[Haskell-cafe] Haskell Weekly News: Issue 85 - September 13, 2008

Rafael C. de Almeida almeidaraf at gmail.com
Mon Sep 15 12:05:11 EDT 2008


Richard A. O'Keefe wrote:
> 
> On 14 Sep 2008, at 10:59 pm, Rafael Almeida wrote:
>> One thing have always bugged me: how do you prove that you have
>> correctly proven something?
> 
> This really misses the point of trying to formally verify something.
> That point is that you almost certainly have NOT.  By the time you
> get a theorem prover to accept your specification, you have
> (a) gone through a couple of rounds of redesign (before writing the
>     code!) and now have something really clear (because the prover
>     is too dumb to understand subtle stuff)
> (b) just done a lot of "testing" on the design that was finally
>     accepted.
> 
>> I mean, when I write a code I'm formaly
>> stating what I want to happen and bugs happen. If I try to prove some
>> part of the code I write more formal text (which generally isn't even
>> checked by a compiler);
> 
> I'm sorry?
> What kind of half-arsed "formal" specification is NOT "checked"?
> None of the specification tools I've played with (I really wish there
> were a PVS course I could attend in NZ) can truthfully be described as
> "not checked".

I do not know. I'm not experienced on the field and I was under the
impression you'd write your code then get a pen and a paper and try to
prove some property of it.

Someone mentioned coq, I read a bit about it, but it looked really
foreign to me. The idea is to somehow prove somethings based only on the
specification and, after that, you write your code, based on your proof?
If so, what's the difference of that and writing the same program twice
in two different languages? Isn't that kind of what's going on anyways?

> Symbolic model checking tools effectivley _are_ testing tools; what you
> normally get from them is not a cheery "that's fine boss" but a snarky
> "you forgot about this possible input didn't you, idiot!"

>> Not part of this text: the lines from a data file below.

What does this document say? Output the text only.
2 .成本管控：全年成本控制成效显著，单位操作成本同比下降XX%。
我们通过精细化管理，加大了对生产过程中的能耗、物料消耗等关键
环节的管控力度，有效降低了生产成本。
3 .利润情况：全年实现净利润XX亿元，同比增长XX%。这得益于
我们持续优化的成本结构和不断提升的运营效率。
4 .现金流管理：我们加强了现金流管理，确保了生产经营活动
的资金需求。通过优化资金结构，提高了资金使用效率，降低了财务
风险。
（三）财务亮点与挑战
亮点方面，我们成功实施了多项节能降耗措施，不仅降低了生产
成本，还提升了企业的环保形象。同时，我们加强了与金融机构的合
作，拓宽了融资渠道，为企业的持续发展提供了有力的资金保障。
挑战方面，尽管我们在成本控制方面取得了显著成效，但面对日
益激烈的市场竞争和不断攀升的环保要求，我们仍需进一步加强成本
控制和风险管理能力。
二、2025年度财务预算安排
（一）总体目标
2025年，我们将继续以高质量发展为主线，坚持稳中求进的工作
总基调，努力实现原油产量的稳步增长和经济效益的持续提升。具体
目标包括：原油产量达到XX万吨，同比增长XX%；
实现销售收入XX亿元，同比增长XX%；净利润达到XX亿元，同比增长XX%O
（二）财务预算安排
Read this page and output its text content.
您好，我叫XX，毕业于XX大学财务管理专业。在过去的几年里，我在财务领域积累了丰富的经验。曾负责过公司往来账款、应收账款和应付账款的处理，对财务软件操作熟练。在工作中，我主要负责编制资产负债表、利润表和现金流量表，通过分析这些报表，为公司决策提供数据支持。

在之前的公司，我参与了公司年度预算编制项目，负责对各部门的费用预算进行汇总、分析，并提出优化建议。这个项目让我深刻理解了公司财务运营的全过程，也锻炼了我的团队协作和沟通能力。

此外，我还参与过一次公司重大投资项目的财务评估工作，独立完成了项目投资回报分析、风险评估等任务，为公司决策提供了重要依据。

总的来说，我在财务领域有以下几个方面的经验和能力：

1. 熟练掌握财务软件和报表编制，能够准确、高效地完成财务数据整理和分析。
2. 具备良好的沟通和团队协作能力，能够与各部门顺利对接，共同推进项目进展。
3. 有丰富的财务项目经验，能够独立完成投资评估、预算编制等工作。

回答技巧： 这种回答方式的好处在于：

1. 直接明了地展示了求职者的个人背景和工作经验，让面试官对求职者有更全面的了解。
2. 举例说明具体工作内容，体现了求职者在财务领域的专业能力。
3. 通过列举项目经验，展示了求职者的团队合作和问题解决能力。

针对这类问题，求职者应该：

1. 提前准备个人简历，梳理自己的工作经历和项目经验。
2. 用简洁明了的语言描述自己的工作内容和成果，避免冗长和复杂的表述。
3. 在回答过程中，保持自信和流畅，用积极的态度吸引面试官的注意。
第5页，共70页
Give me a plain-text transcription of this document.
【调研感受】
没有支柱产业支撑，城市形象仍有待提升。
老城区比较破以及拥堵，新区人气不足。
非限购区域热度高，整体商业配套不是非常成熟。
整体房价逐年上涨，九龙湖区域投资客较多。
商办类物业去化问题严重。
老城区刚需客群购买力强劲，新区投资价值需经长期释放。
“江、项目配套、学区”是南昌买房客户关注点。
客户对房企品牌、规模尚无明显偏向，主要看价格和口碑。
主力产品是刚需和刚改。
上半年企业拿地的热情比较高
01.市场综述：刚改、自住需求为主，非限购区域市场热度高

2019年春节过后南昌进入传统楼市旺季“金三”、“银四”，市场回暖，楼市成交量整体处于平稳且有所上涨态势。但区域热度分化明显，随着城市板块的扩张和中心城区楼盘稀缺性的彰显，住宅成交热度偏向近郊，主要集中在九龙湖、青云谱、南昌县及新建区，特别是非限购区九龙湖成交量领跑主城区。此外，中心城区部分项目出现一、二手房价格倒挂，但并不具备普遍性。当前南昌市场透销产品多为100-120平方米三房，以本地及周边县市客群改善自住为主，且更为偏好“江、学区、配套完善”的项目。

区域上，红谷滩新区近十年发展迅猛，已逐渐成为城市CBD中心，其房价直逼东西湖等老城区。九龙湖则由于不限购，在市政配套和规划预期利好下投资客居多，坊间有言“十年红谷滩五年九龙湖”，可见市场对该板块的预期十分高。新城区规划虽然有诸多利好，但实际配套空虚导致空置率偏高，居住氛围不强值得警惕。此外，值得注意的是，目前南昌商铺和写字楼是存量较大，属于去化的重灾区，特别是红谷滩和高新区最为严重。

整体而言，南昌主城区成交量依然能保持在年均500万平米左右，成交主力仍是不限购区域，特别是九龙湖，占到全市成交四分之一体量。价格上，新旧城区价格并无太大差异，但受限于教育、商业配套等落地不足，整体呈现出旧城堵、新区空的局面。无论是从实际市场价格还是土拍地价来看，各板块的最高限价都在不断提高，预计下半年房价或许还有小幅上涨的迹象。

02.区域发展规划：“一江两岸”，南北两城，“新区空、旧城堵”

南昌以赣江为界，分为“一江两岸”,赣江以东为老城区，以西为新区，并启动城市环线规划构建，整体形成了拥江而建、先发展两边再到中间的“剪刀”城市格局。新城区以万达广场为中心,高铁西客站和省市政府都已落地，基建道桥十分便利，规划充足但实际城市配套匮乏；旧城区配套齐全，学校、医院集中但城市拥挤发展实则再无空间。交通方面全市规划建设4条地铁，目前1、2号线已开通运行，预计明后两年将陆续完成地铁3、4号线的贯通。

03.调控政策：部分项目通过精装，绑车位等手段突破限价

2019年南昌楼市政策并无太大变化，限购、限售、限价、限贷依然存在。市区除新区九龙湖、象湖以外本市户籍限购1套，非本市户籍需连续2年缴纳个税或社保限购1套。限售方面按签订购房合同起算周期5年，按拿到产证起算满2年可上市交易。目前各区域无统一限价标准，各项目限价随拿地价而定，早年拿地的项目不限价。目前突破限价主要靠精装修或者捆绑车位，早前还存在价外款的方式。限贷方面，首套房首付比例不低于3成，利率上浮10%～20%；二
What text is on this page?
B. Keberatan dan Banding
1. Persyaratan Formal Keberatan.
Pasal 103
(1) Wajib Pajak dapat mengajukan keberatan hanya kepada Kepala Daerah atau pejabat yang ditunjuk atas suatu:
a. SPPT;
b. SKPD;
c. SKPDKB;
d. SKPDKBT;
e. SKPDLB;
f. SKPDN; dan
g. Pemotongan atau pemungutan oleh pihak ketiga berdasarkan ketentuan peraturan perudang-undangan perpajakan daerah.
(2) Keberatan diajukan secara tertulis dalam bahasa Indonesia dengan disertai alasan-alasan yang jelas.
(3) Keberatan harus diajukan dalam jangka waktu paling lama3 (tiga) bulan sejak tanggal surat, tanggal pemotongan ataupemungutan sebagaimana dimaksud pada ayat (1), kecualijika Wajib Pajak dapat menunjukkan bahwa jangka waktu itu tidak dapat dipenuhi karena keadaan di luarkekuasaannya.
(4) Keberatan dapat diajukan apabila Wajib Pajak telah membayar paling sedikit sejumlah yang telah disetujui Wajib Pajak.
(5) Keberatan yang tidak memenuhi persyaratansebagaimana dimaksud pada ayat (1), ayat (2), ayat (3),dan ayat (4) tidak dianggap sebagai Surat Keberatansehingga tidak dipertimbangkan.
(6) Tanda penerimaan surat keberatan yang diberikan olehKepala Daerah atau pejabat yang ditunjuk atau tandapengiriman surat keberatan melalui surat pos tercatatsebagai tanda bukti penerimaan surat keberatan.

Do they operate with Haskell functions directly? I mean, can I somehow
import the functions I wrote in Haskell and try to prove properties on
it using those tools you talk about?

>> how can I be sure that my proof doesn't
>> contain bugs?
> 
> You can't.  What you CAN be sure of is that your previous proof
> attempts DID contain bugs.  Lots of them.  At least *those* ones
> are gone.  Let's face it, you can't be *sure* that you aren't a brain
> in a jar being systematically deceived by a demon.  (Read Descartes.)
> 
> In fact, you can usually be CERTAIN that you haven't proved the
> validity of your whole system, because you usually haven't tried.
> Formal methods are a risk reduction tool.  You pick some part of the
> system which has a special need for reliability, isolate it, model it,
> check the model for consistency, specify operations on it, prove
> something about them, and you learn a heck of a lot by doing so.
> What you can't eliminate is the possibility that something nasty is
> lurking in the BIOS of your computer specifically watching out for
> your code so it can sabotage it.  Several times in my programming
> career I have encountered perfectly correct code that malfunctioned
> because of a broken compiler (well ok, in one case it was a broken
> assembler).
> 
>> Why would it make my program less error-prone? Is there
>> any article that tries to compare heavy testing with FM?
> 
> Lots of them.
> http://citeseerx.ist.psu.edu/viewdoc/summary?doi=10.1.1.18.2475
> might make a good start.
> The idea that the FORTEST researchers share is that formal
> methods can *help* testing.
> Indeed, QuickCheck basically _is_ an 'automatic tests from
> specifications' tool, one of many that have been built over the
> years.
> 
> If you stop thinking of formal methods as "verifying finished
> written programs" and more as some mix of "design for
> checkability" (so that bugs are less likely to be written into
> the code in the first place) or as "testing for specifications"
> it may make more sense to you.
> 

Hm. I've used quickcheck, I find it really nice. It was definetely the
tool I had in mind when I was arguing about tests being enough to
'proof' things. Anyhow, I'll take a look on that article, maybe it
already answers lots of the questions I've raised here :-).